I loved every aspect of it:
- the artwork,
- the strategy of playing the game,
- and most important: trading the cards themselves.
Here’s a Top-10 list of life lessons I learned as a middle school Magic card trader:
1. Auction environments are fun
Trading is exhilarating.
You learn a lot about what people care about, and how to get people to share with you what it is that they care about.
2. Asymmetric information is your edge
You can conquer the market by having the most information.
Get info on who has which cards, how rare the cards are, and who has demand.
3. Punish bad actors
No one trades with an asshole. Assholes will:
- “shop” their bad trades around trying to find a sucker,
- use coercion (e.g. wedgies, tittie-twisters),
- cry about their ill-fortune
A healthy community will punish assholes by blacklisting them from trades.

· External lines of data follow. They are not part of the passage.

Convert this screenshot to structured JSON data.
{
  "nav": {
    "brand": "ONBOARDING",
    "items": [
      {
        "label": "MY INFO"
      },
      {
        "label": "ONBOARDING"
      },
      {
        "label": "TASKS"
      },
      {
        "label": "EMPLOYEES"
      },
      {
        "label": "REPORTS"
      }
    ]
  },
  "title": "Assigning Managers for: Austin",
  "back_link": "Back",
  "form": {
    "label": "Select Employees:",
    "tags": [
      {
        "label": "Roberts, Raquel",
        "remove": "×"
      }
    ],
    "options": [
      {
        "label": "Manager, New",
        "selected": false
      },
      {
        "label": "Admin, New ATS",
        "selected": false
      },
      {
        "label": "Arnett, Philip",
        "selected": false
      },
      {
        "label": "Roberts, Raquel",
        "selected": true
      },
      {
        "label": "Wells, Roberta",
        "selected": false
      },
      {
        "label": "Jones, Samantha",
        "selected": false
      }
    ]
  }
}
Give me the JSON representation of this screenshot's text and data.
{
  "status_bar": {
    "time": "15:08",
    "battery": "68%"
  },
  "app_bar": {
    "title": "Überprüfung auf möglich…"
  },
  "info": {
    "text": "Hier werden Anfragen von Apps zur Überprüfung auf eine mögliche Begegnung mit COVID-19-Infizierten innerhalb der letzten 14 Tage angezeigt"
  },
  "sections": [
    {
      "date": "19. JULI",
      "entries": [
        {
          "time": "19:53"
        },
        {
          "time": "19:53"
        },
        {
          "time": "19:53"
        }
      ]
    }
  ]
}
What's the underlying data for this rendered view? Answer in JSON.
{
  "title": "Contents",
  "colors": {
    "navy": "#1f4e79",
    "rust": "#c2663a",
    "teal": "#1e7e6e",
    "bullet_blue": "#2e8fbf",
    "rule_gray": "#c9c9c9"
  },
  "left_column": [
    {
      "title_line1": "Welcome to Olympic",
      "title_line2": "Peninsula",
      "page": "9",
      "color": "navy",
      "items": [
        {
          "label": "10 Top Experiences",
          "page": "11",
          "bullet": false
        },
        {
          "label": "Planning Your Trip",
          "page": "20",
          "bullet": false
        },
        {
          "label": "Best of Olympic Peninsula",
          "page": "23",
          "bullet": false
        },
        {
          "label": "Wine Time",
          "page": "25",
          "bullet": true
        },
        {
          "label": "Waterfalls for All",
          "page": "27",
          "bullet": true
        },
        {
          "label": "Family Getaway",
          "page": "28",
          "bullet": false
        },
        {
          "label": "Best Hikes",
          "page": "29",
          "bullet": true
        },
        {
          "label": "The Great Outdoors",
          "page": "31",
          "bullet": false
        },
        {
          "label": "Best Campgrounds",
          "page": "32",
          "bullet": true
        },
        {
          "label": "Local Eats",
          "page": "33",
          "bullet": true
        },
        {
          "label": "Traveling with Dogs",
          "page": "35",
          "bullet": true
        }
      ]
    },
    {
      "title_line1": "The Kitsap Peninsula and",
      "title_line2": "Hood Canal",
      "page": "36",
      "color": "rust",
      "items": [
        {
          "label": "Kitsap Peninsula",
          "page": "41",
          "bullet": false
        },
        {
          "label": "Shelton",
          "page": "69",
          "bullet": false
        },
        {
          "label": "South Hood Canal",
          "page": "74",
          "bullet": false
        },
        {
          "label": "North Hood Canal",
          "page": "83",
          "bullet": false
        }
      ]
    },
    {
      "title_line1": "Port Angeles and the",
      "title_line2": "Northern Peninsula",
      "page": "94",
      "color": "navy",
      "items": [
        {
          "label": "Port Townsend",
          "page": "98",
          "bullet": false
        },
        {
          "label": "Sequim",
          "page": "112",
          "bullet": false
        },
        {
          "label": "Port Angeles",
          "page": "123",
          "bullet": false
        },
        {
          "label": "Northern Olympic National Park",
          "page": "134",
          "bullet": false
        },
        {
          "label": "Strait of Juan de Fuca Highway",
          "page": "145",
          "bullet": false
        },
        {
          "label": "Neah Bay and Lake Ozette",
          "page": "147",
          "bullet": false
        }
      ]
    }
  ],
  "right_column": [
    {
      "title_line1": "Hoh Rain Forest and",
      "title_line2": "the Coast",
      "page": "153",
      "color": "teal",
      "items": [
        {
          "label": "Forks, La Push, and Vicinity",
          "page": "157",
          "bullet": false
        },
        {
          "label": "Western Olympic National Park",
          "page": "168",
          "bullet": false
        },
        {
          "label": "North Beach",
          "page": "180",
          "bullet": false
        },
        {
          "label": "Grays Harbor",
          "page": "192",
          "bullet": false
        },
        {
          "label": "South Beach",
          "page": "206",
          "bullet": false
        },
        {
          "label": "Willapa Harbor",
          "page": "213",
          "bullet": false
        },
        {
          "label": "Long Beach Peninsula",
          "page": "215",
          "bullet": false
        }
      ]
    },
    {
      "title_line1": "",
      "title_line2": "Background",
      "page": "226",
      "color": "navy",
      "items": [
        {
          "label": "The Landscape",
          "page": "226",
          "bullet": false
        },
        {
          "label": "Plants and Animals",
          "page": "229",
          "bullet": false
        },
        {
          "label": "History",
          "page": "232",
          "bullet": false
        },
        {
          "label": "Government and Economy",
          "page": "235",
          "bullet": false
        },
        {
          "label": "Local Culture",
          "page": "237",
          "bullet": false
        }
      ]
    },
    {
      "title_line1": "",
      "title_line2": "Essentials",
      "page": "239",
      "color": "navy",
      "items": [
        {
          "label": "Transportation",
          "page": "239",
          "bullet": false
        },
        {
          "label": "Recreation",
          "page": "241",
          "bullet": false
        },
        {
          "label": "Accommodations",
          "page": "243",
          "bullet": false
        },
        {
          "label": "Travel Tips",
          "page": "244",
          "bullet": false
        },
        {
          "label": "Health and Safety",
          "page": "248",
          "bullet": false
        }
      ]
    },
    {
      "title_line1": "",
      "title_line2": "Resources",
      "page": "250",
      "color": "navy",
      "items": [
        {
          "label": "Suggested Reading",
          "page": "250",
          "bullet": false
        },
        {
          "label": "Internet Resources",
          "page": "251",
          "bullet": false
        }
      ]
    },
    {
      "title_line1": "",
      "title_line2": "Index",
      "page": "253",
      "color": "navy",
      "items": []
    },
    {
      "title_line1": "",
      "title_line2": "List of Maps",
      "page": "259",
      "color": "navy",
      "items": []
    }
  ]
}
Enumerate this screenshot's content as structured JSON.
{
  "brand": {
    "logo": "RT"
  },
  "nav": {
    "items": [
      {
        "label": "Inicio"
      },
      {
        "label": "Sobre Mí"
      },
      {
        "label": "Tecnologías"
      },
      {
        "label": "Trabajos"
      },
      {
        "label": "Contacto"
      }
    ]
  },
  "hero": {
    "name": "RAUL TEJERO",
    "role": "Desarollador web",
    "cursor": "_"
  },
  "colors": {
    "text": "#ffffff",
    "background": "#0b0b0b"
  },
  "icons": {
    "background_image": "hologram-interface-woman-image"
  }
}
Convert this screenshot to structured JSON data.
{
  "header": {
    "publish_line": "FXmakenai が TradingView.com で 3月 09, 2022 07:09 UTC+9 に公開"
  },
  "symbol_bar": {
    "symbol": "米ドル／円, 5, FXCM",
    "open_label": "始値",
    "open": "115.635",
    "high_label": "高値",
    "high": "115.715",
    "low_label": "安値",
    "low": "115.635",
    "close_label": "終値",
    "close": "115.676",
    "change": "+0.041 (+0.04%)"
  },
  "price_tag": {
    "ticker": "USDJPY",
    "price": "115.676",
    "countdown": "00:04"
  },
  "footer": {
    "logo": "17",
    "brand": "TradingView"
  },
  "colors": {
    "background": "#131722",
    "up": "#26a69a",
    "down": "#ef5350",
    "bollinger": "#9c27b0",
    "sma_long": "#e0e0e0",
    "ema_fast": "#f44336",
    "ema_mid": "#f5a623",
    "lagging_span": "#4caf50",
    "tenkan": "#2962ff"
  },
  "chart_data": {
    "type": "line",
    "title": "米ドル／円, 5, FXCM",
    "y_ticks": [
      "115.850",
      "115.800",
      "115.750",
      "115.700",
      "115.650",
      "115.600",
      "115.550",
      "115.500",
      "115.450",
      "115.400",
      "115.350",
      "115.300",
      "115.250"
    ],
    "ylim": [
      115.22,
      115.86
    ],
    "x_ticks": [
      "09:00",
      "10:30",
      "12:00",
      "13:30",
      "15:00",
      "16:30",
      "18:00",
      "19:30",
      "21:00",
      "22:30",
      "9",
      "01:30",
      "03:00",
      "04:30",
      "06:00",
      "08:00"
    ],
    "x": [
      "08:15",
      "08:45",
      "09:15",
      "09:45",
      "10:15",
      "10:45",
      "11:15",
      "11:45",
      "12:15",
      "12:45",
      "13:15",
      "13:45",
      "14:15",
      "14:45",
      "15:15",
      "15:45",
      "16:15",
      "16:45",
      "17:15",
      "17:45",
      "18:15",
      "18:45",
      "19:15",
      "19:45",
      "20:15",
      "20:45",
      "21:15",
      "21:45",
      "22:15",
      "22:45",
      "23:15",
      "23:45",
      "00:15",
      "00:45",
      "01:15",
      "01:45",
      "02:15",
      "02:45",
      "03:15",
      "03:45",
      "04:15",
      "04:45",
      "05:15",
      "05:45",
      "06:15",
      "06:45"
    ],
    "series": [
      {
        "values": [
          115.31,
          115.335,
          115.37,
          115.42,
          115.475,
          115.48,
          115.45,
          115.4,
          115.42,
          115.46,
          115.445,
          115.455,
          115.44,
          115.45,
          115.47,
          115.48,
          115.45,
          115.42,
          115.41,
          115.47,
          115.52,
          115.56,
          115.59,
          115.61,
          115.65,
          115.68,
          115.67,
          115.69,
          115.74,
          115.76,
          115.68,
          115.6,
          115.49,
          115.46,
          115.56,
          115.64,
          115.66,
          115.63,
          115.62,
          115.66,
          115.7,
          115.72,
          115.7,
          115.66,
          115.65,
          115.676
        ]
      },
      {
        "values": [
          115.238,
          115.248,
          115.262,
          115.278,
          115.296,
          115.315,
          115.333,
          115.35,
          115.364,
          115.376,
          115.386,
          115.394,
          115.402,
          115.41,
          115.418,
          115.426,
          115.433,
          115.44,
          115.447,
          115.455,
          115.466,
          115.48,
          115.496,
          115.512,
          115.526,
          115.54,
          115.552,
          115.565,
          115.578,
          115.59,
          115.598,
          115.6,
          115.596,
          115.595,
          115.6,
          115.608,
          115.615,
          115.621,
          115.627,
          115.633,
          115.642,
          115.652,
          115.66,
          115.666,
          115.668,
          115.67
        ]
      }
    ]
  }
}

They may have to buy their way back into good favor by taking a bad trade to prove their standing.
4. Find secondary market liquidity
Lunchtime isn’t the only marketplace for trading.
You can meet outside of school, find new participants, and pay for new cards from the store.
5. Batch trades are sometimes easier
Let your counterparty feel in-control by offering to increase the deal size + scope.
This signals that you care about finding a trade that benefits everyone.
6. Understanding your counterparty’s intent
At least half of trade volume arises from asking counterparties to share what it is they are seeking.
They can’t say “yes” if you never ask (the same is true of dating 😉).
7. Track scarcity
Know who has which cards.
This makes you the fastest to be able to find counterparties for your trades.
This is how you capture “alpha” (risk-free profit).
8. Combinatorial discovery
Identify winning card combinations and educate other market participants on your findings.
They will come to you for consultation and “first look” at trades due to your reputation.
9. Price anchoring
Sometimes yelling “NO” has a strong effect on the market’s impression of an asset’s value.
10. Visual appeal
Some people are in the market because the artwork is cool.
Consider all the properties of your assets beyond the dollar-value.
A final lesson
People often confuse “competitive” with “zero-sum.”
In the long run, trading only happens because it’s consensual.